10 Tips for Succeeding with Enterprise Agile Development
What follows are a few suggestions for adopting enterprise agile development successfully.
- The traditional functionally-organized engineering group won't work. Splitting up software development into program management, user experience, product management, development, quality engineering, and documentation is too restrictive. Instead, establish Centers of Excellence. Each Center should focus on a core function such as team leadership (e.g. Scrum Masters), product ownership, user experience, system architecture, information management, quality, publications, etc.
- Form Special Interest Groups driven by the CoEs to define, implement and monitor new guidelines. Keep the guidelines minimalist and simple. Guide the teams. Don't legislate them.
- Establish team-based metrics to track team (and workgroup) performance, not individual productivity. Be clear about individual roles and responsibilities.
- Establish a common vocabulary and standard rules (such as the 'definition of done') to be used by every workgroup.
- Automate as much as you can. a) Workgroups should have the option of using physical or electronic boards. However, those boards will have to be rolled-up into an overall project status board. The rollups will have to be electronic to promote transparency. b) Automated regression testing is a critical success factor. Don't skimp on it. c) Consider an internal social networking tool for information sharing such as Yammer or Salesforce.com's Chatter.
- Conduct retrospectives at the workgroup level and among workgroups. Inter-group communication and software handoffs will likely need improvement.
- Get professional help. Good training and coaching are invaluable. Don't try to do this alone. Select a few staff members to become internal coaches/mentors (a kind of train the trainer approach).
- Focus attention on 2-3 workgroups and get them to high levels of excellence in advance of everyone else so they can be role models. You'll be tempted to treat all workgroups the same and attempt to synchronize them at the same competency level. That's unlikely to be successful. Workgroups will perform at different levels. Embrace it.
- Expect and encourage mistakes, that's right, encourage mistakes. Being truly agile means making mistakes and learning from them.
- Set target delivery dates and hold them firmly. Everyone needs to recognize that the company is serious about meeting dates. Just be sure to give the workgroups the flexibility they need to determine what to deliver by the due dates.

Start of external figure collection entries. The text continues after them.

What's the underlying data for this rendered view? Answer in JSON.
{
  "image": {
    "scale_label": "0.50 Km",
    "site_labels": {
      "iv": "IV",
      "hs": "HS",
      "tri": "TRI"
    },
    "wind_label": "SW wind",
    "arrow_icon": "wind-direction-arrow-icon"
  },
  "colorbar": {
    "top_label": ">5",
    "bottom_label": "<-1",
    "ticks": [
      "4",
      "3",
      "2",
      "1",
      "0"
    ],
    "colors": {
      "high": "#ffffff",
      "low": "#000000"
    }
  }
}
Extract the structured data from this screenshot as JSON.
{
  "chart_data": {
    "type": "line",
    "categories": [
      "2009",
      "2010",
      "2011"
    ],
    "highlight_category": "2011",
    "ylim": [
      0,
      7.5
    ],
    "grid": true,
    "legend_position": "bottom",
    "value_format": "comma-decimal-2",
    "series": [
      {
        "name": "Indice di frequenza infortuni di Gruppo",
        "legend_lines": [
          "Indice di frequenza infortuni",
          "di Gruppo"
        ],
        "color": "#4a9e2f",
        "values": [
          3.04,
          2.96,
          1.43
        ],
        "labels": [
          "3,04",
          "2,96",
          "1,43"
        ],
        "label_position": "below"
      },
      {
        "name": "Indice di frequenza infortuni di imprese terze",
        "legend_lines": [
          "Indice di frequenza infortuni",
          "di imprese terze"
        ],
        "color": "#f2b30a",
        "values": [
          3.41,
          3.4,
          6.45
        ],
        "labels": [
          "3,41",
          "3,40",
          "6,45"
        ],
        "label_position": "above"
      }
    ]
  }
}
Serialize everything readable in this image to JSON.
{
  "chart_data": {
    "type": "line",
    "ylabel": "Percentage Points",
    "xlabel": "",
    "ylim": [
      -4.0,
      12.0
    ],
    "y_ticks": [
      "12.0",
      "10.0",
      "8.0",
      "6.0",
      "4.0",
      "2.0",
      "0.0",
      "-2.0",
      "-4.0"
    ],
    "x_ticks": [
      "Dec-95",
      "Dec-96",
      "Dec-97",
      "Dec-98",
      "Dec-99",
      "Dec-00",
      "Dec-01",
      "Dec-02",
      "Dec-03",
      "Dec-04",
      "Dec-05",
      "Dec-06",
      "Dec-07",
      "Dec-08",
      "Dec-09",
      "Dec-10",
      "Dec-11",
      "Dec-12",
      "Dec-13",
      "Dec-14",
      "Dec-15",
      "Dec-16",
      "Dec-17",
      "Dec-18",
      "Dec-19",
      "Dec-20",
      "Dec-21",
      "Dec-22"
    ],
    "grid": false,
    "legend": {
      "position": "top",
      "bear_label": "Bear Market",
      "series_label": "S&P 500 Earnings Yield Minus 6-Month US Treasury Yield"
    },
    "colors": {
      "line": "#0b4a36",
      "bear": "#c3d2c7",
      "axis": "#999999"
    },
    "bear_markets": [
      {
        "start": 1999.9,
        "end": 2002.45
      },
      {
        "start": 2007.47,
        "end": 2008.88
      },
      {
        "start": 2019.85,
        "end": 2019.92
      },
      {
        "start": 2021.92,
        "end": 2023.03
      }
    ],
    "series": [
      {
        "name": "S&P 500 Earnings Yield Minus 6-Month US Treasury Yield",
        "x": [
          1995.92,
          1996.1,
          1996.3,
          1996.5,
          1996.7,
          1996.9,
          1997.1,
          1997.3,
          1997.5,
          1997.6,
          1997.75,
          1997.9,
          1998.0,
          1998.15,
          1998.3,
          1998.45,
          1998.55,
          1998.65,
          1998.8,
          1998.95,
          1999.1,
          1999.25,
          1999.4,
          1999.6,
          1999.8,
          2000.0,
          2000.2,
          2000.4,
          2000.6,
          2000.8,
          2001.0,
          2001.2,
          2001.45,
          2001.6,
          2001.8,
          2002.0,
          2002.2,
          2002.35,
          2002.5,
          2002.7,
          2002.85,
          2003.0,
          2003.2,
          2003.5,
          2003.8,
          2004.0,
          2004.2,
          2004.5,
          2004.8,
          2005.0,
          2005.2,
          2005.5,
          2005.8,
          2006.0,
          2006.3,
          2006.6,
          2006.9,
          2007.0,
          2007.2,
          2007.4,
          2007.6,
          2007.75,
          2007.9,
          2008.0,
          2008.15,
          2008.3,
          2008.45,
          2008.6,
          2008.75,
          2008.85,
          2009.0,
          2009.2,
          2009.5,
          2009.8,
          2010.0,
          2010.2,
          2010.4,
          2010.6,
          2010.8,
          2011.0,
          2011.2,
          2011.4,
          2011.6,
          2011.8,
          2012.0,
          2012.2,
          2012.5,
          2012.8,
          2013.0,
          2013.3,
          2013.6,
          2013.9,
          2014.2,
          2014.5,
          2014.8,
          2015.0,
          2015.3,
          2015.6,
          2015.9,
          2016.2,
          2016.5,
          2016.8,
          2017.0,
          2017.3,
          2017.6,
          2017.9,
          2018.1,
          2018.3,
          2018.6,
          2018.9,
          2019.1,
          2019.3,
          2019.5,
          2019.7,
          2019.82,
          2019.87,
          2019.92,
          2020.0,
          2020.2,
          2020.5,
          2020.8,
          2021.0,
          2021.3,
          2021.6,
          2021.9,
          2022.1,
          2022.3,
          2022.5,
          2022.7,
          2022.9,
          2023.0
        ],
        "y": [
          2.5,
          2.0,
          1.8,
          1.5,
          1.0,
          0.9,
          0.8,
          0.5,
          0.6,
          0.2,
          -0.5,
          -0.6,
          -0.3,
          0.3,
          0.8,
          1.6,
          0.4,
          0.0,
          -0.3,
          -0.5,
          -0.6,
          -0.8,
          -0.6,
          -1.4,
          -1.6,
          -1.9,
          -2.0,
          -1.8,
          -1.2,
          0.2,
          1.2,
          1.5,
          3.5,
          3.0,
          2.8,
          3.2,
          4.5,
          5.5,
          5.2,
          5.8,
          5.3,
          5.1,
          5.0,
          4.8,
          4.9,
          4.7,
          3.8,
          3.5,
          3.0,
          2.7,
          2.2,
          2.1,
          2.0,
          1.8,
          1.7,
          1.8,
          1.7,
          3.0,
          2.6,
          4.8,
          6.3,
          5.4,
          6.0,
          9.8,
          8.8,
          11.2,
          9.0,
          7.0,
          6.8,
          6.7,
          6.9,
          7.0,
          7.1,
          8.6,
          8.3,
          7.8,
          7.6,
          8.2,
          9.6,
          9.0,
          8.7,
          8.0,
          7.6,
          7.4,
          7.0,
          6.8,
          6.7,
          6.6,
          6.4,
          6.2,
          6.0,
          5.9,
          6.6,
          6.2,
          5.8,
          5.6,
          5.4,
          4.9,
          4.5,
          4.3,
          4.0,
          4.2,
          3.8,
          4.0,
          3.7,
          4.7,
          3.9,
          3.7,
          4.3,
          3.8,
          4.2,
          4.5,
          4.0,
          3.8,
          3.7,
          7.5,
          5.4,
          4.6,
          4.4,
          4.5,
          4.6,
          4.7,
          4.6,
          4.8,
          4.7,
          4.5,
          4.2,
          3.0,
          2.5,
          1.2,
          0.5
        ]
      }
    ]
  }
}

As someone who has watched a couple of companies struggle to understand how to make agile work these suggestions are fascinating. Personaly, I've felt enterprises don't put enough into CI/CD to allow Agile to succeed but he idea of CoE's takes that idea and applieas to to each discipline imo.
What I like about the CoE's is that while a traditional functionaly organized team won't work, there still are these problems that fall along one or more functional domains. Lets just take *testing* as one example. Testing isn't just one thing but a whole litany of things. Sure deveolpers can focus on Unit Test while the old QA hats can focus on Functional testing but what about Smoke Test or Performance test? They require a much more cross functional approach becausr they can be so many things and require system knowledge of the app and the infrastructure.
I can confess that I don't personaly appreciate the need to automate roll ups of an overall project status board I do think the idea of automating Testing is key but I'd expand that idea beyond just functional regression. As I said in my previous post, tool(s) are needed that everyone can use here. Collaboration on the writing of test and the ability to share or run the test of others is so foundational to overall collaboration and success. In a way, test one great way to ensure a *common understanding* of the application with executable specifications sitting on the top of that heap.
With a solid testing foundation you are also in a position to *expect and encourage mistakes*. Everybody makes mistake but nobody likes leaked defects.
In my spirit of top 10 list having 11 items on them, I'd add, at the #1 spot, *Define what Done means!* It's not enough to say Done means Delivered unless that criteria is applied to the end of the iteration and not the Delivery Date. To have to be done at the end of a sprint/iteration really forces your hand on a lot of the technical practices that really enable Agile to succeed.